Humans did a nifty end-run around the natural limitation on population size by figuring out ways to store solar energy, and perhaps more significantly, ways to harvest stored solar energy in the form of wood, coal, oil, and natural gas. By tapping into storehouses of fossil solar energy, humans have been able to expand their population in ways never attempted by companion, or predecessor, species.

If trees, for example, had figured out how to turn fossil fuels into fertilizer 300 million years ago, Earth would be overrun with colossal forests and our ancestral mammals might never have seen the light of day. Or if the mega-fauna of the Eocene had learned to cultivate grasses, ambitious apes might never have had a reason to walk upright. Or again, imagine the world today if the giant insects of the cretaceous had learned to farm.

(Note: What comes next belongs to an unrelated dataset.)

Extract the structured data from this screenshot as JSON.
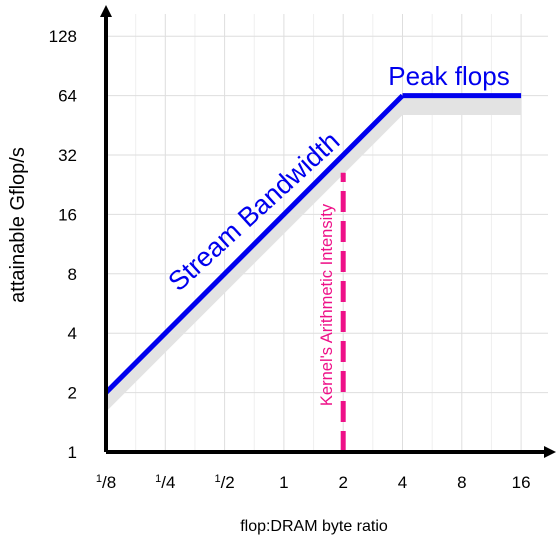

Because the supply of ancient solar energy is finite, it’s reasonable to fear that we humans may have expanded our population beyond the tipping point, and to further fear that when the fossil solar energy is exhausted, we may find we’ve sawed off the very branch on which our evolutionary success is perched. On the other hand, most of our success as a species can be attributed to our large brain, to which we have devoted enormous evolutionary energy, giving it about 20% of the calories we consume. If our brain proves worthy of all the solar energy it has captured — that is, if its high energy demand results in a high level of adaptation — there may be more than light at the end of our emptying cornucopia.

John Mattingly was last seen in Creede, promoting an art gallery with a float in the Independence Day parade.